В жарком августе он заказал неподъемный букет из ста одной вульгарно красной розы. Он сам занес их в спальню, не позволив курьеру переступить порог квартиры. Здесь была только их территория, их заповедный мир.

«Только ты и я,» — шептала она.

И они никогда не звали гостей.


В сентябре случились сортовые гладиолусы из витрины на Невском. Голубые атласные ленты многократно перекрещивались на длинных стеблях. Почему-то это напоминало пуанты и балет. Она капризно велела купить билеты в Мариинку — как раз открывался новый театральный сезон.

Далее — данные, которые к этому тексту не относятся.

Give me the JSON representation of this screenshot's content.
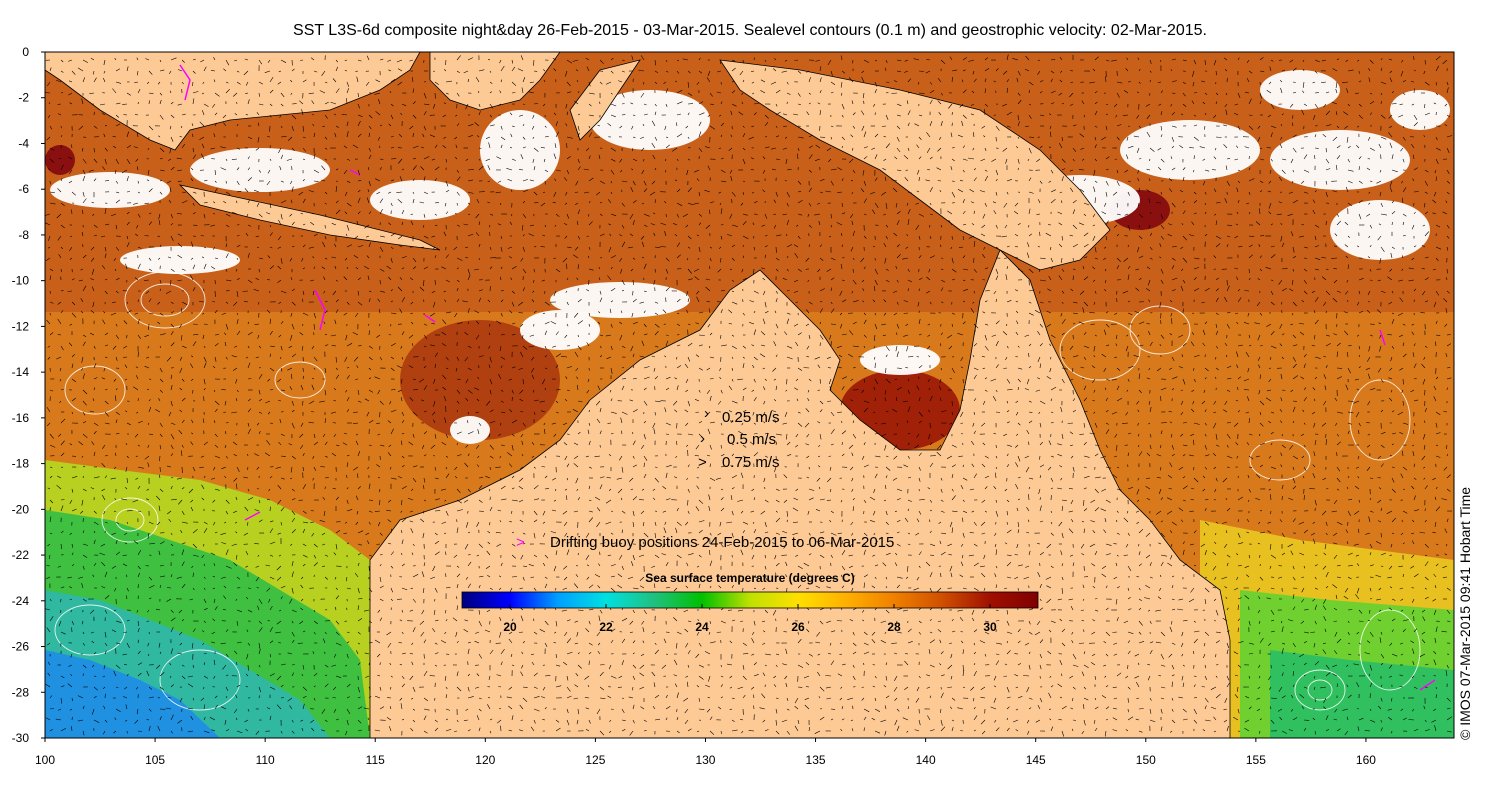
{
  "title": "SST L3S-6d composite night&day 26-Feb-2015 - 03-Mar-2015. Sealevel contours (0.1 m) and geostrophic velocity: 02-Mar-2015.",
  "axes": {
    "x_ticks": [
      "100",
      "105",
      "110",
      "115",
      "120",
      "125",
      "130",
      "135",
      "140",
      "145",
      "150",
      "155",
      "160"
    ],
    "y_ticks": [
      "0",
      "-2",
      "-4",
      "-6",
      "-8",
      "-10",
      "-12",
      "-14",
      "-16",
      "-18",
      "-20",
      "-22",
      "-24",
      "-26",
      "-28",
      "-30"
    ]
  },
  "velocity_legend": [
    {
      "label": "0.25 m/s",
      "speed": 0.25
    },
    {
      "label": "0.5 m/s",
      "speed": 0.5
    },
    {
      "label": "0.75 m/s",
      "speed": 0.75
    }
  ],
  "buoy_legend": {
    "symbol": ">",
    "label": "Drifting buoy positions 24-Feb-2015 to 06-Mar-2015",
    "color": "#ff00ff"
  },
  "colorbar": {
    "title": "Sea surface temperature (degrees C)",
    "range": [
      19,
      31
    ],
    "tick_labels": [
      "20",
      "22",
      "24",
      "26",
      "28",
      "30"
    ],
    "stops": [
      "#00007f",
      "#0000ff",
      "#00a0ff",
      "#00e0e0",
      "#20c080",
      "#00c000",
      "#c0e000",
      "#ffe000",
      "#ffb000",
      "#f08000",
      "#d05000",
      "#a01000",
      "#800000"
    ]
  },
  "credit": "© IMOS 07-Mar-2015 09:41 Hobart Time",
  "colors": {
    "land": "#fdca96",
    "sea_warm": "#d8701a",
    "sea_hot": "#b03a10",
    "sea_mid": "#e8a020",
    "sea_cool": "#30c050",
    "sea_cold": "#20a0e0",
    "cloud": "#ffffff"
  }
}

Он всегда исполнял ее желания. Он честно высидел в четвертом ряду партера «Ромео и Джульетту», через неделю смотрел «Сильфиду» со второго ряда. Потом страдал в ложе бенуара на Вечере одноактных балетов.

Она никогда не шла ему на уступки.


Весь сентябрь он привозил ей садовые астры. Астры — почти как звезды. И каждый раз он пер для нее с дачи целые звездопады в оцинкованных ведрах.

Всегда-всегда-всегда она пересчитала, сколько на этот раз цветов. Иногда сбивалась и начинала считать заново. Их надо было пересчитать дважды по разной системе. Первый-второй-третий-четвертый…-семнадцатый. Первый-второй, первый-второй, первый-второй…

И всегда она выявляла и назначала лишний. Тот, который оставался без пары, кто нарушал своим одиночеством гармонию ее мира.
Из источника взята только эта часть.